Pennsylvania's Chester County is known as the "mushroom capital of the world." In huge, dark buildings, massive trays stacked several layers high contain compost that is fertile ground for mushrooms. With temperatures and humidity levels perfected over the decades, mushroom "spawn" burst forth within a few days.
"Mushrooms double in size every 24 hours," said Meghan Klotzbach, a vice president at C.P. Yeatman & Sons, which has been growing mushrooms for five generations.
They grow in darkness but will soon be bathed in light as crews begin harvesting them. Half of the nation's mushrooms come from Chester County farms, just outside the Chesapeake Bay watershed. Much of the compost used to rear the mushrooms is derived from chicken litter produced in Maryland, Pennsylvania and Delaware, trucked out of the Chesapeake watershed to help relieve the nutrient pollution problem in its waterways.

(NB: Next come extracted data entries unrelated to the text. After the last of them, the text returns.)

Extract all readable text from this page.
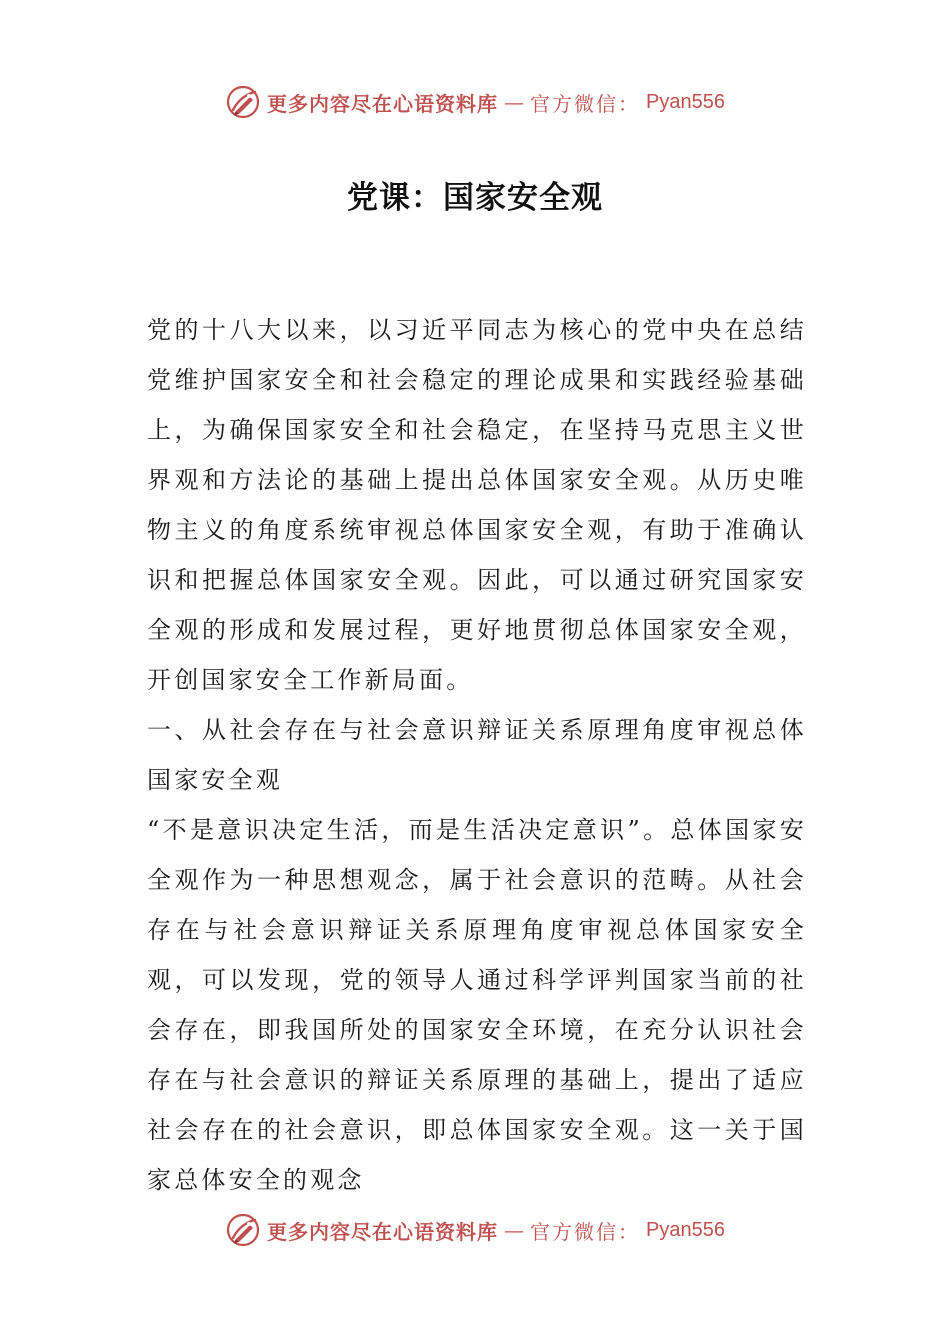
更多内容尽在心语资料库 — 官方微信： Pyan556
党课：国家安全观

党的十八大以来，以习近平同志为核心的党中央在总结党维护国家安全和社会稳定的理论成果和实践经验基础上，为确保国家安全和社会稳定，在坚持马克思主义世界观和方法论的基础上提出总体国家安全观。从历史唯物主义的角度系统审视总体国家安全观，有助于准确认识和把握总体国家安全观。因此，可以通过研究国家安全观的形成和发展过程，更好地贯彻总体国家安全观，开创国家安全工作新局面。

一、从社会存在与社会意识辩证关系原理角度审视总体国家安全观

“不是意识决定生活，而是生活决定意识”。总体国家安全观作为一种思想观念，属于社会意识的范畴。从社会存在与社会意识辩证关系原理角度审视总体国家安全观，可以发现，党的领导人通过科学评判国家当前的社会存在，即我国所处的国家安全环境，在充分认识社会存在与社会意识的辩证关系原理的基础上，提出了适应社会存在的社会意识，即总体国家安全观。这一关于国家总体安全的观念

更多内容尽在心语资料库 — 官方微信： Pyan556
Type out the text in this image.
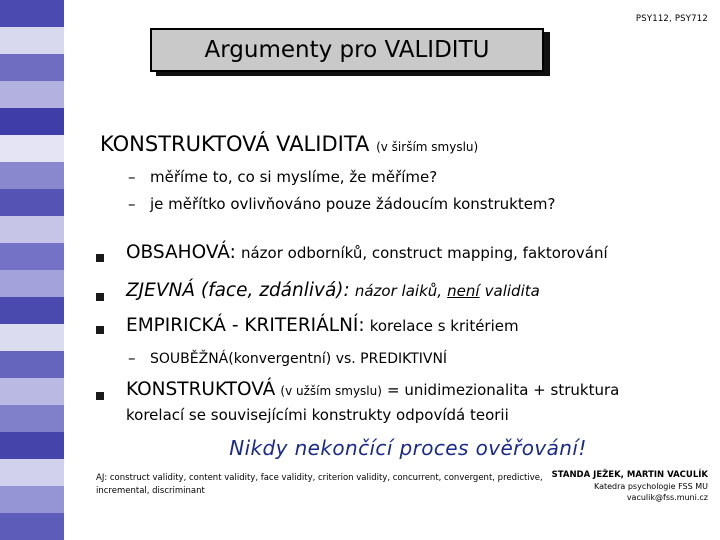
PSY112, PSY712
Argumenty pro VALIDITU
KONSTRUKTOVÁ VALIDITA (v širším smyslu)
– měříme to, co si myslíme, že měříme?
– je měřítko ovlivňováno pouze žádoucím konstruktem?
OBSAHOVÁ: názor odborníků, construct mapping, faktorování
ZJEVNÁ (face, zdánlivá): názor laiků, není validita
EMPIRICKÁ - KRITERIÁLNÍ: korelace s kritériem
– SOUBĚŽNÁ(konvergentní) vs. PREDIKTIVNÍ
KONSTRUKTOVÁ (v užším smyslu) = unidimezionalita + struktura
korelací se souvisejícími konstrukty odpovídá teorii
Nikdy nekončící proces ověřování!
AJ: construct validity, content validity, face validity, criterion validity, concurrent, convergent, predictive, incremental, discriminant
STANDA JEŽEK, MARTIN VACULÍK
Katedra psychologie FSS MU
vaculik@fss.muni.cz
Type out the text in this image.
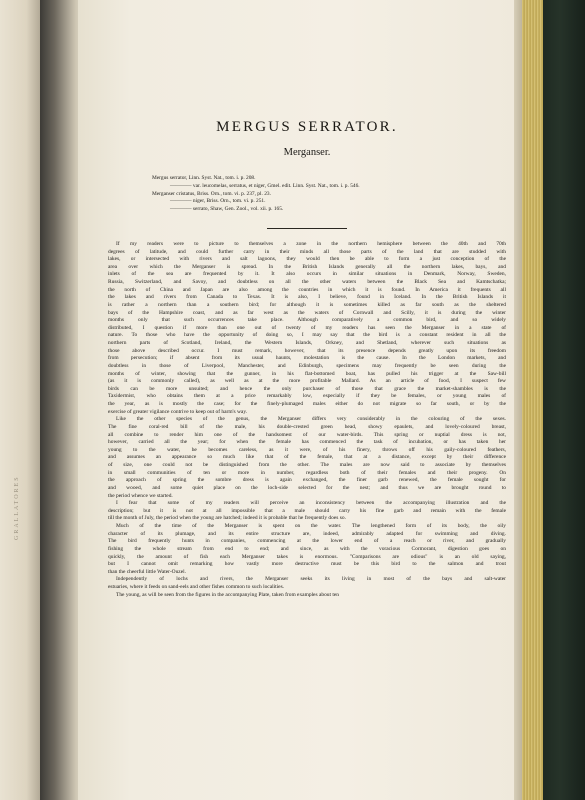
GRALLATORES
MERGUS SERRATOR.
Merganser.
Mergus serrator, Linn. Syst. Nat., tom. i. p. 208.
———— var. leucomelas, serratus, et niger, Gmel. edit. Linn. Syst. Nat., tom. i. p. 546.
Merganser cristatus, Briss. Orn., tom. vi. p. 237, pl. 23.
———— niger, Briss. Orn., tom. vi. p. 251.
———— serrato, Shaw, Gen. Zool., vol. xii. p. 165.
If my readers were to picture to themselves a zone in the northern hemisphere between the 40th and 70th
degrees of latitude, and could further carry in their minds all those parts of the land that are studded with
lakes, or intersected with rivers and salt lagoons, they would then be able to form a just conception of the
area over which the Merganser is spread. In the British Islands generally all the northern lakes, bays, and
inlets of the sea are frequented by it. It also occurs in similar situations in Denmark, Norway, Sweden,
Russia, Switzerland, and Savoy, and doubtless on all the other waters between the Black Sea and Kamtschatka;
the north of China and Japan are also among the countries in which it is found. In America it frequents all
the lakes and rivers from Canada to Texas. It is also, I believe, found in Iceland. In the British Islands it
is rather a northern than a southern bird; for although it is sometimes killed as far south as the sheltered
bays of the Hampshire coast, and as far west as the waters of Cornwall and Scilly, it is during the winter
months only that such occurrences take place. Although comparatively a common bird, and so widely
distributed, I question if more than one out of twenty of my readers has seen the Merganser in a state of
nature. To those who have the opportunity of doing so, I may say that the bird is a constant resident in all the
northern parts of Scotland, Ireland, the Western Islands, Orkney, and Shetland, wherever such situations as
those above described occur. I must remark, however, that its presence depends greatly upon its freedom
from persecution; if absent from its usual haunts, molestation is the cause. In the London markets, and
doubtless in those of Liverpool, Manchester, and Edinburgh, specimens may frequently be seen during the
months of winter, showing that the gunner, in his flat-bottomed boat, has pulled his trigger at the Saw-bill
(as it is commonly called), as well as at the more profitable Mallard. As an article of food, I suspect few
birds can be more unsuited; and hence the only purchaser of those that grace the market-shambles is the
Taxidermist, who obtains them at a price remarkably low, especially if they be females, or young males of
the year, as is mostly the case; for the finely-plumaged males either do not migrate so far south, or by the
exercise of greater vigilance contrive to keep out of harm's way.
Like the other species of the genus, the Merganser differs very considerably in the colouring of the sexes.
The fine coral-red bill of the male, his double-crested green head, showy epaulets, and lovely-coloured breast,
all combine to render him one of the handsomest of our water-birds. This spring or nuptial dress is not,
however, carried all the year; for when the female has commenced the task of incubation, or has taken her
young to the water, he becomes careless, as it were, of his finery, throws off his gaily-coloured feathers,
and assumes an appearance so much like that of the female, that at a distance, except by their difference
of size, one could not be distinguished from the other. The males are now said to associate by themselves
in small communities of ten or more in number, regardless both of their females and their progeny. On
the approach of spring the sombre dress is again exchanged, the finer garb renewed, the female sought for
and wooed, and some quiet place on the loch-side selected for the nest; and thus we are brought round to
the period whence we started.
I fear that some of my readers will perceive an inconsistency between the accompanying illustration and the
description; but it is not at all impossible that a male should carry his fine garb and remain with the female
till the month of July, the period when the young are hatched; indeed it is probable that he frequently does so.
Much of the time of the Merganser is spent on the water. The lengthened form of its body, the oily
character of its plumage, and its entire structure are, indeed, admirably adapted for swimming and diving.
The bird frequently hunts in companies, commencing at the lower end of a reach or river, and gradually
fishing the whole stream from end to end; and since, as with the voracious Cormorant, digestion goes on
quickly, the amount of fish each Merganser takes is enormous. "Comparisons are odious" is an old saying,
but I cannot omit remarking how vastly more destructive must be this bird to the salmon and trout
than the cheerful little Water-Ouzel.
Independently of lochs and rivers, the Merganser seeks its living in most of the bays and salt-water
estuaries, where it feeds on sand-eels and other fishes common to such localities.
The young, as will be seen from the figures in the accompanying Plate, taken from examples about ten
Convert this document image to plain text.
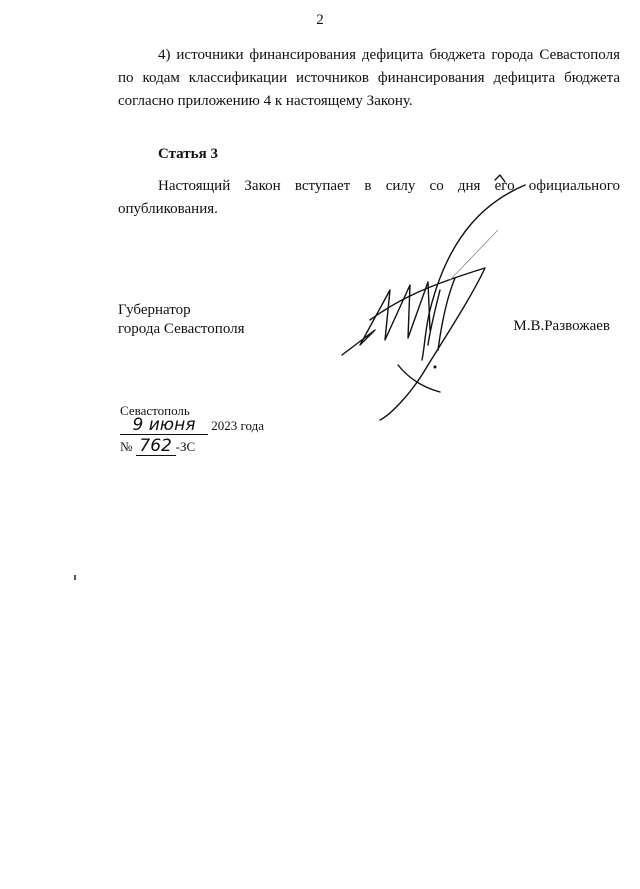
2
4) источники финансирования дефицита бюджета города Севастополя
по кодам классификации источников финансирования дефицита бюджета
согласно приложению 4 к настоящему Закону.
Статья 3
Настоящий Закон вступает в силу со дня его официального
опубликования.
Губернатор
города Севастополя	М.В.Развожаев
Севастополь
9 июня 2023 года
№ 762 -ЗС
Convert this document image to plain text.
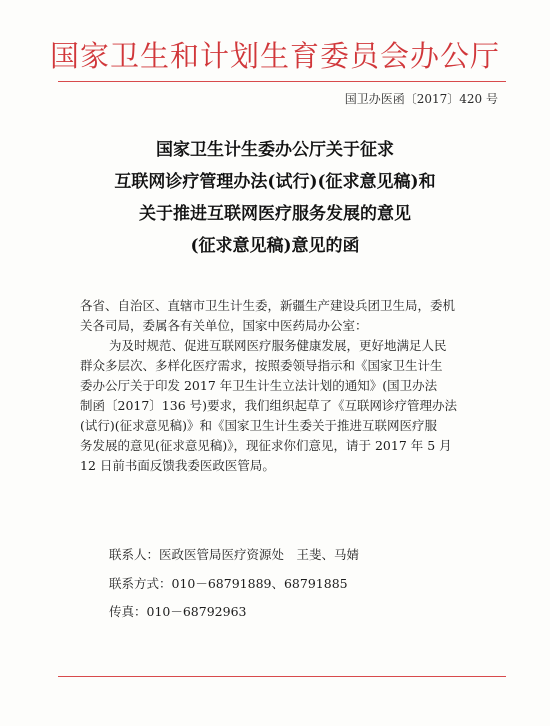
国家卫生和计划生育委员会办公厅
国卫办医函〔2017〕420 号
国家卫生计生委办公厅关于征求
互联网诊疗管理办法(试行)(征求意见稿)和
关于推进互联网医疗服务发展的意见
(征求意见稿)意见的函
各省、自治区、直辖市卫生计生委，新疆生产建设兵团卫生局，委机
关各司局，委属各有关单位，国家中医药局办公室：
为及时规范、促进互联网医疗服务健康发展，更好地满足人民
群众多层次、多样化医疗需求，按照委领导指示和《国家卫生计生
委办公厅关于印发 2017 年卫生计生立法计划的通知》(国卫办法
制函〔2017〕136 号)要求，我们组织起草了《互联网诊疗管理办法
(试行)(征求意见稿)》和《国家卫生计生委关于推进互联网医疗服
务发展的意见(征求意见稿)》，现征求你们意见，请于 2017 年 5 月
12 日前书面反馈我委医政医管局。
联系人：医政医管局医疗资源处　王斐、马婧
联系方式：010－68791889、68791885
传真：010－68792963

It is a way of dealing with one of the most fundamental problems facing Bay cleanup efforts: what to do with the excess manure produced by the region's growing population of farm animals. Areas with large numbers of chickens, dairy cows, beef cattle, hogs or other farm animals generate lots of manure — often containing more nutrients that can be used effectively to fertilize surrounding fields. Those regions send disproportionately large amounts of nutrient-laden runoff to the Bay, where it contributes to algae blooms and oxygen-starved "dead zones."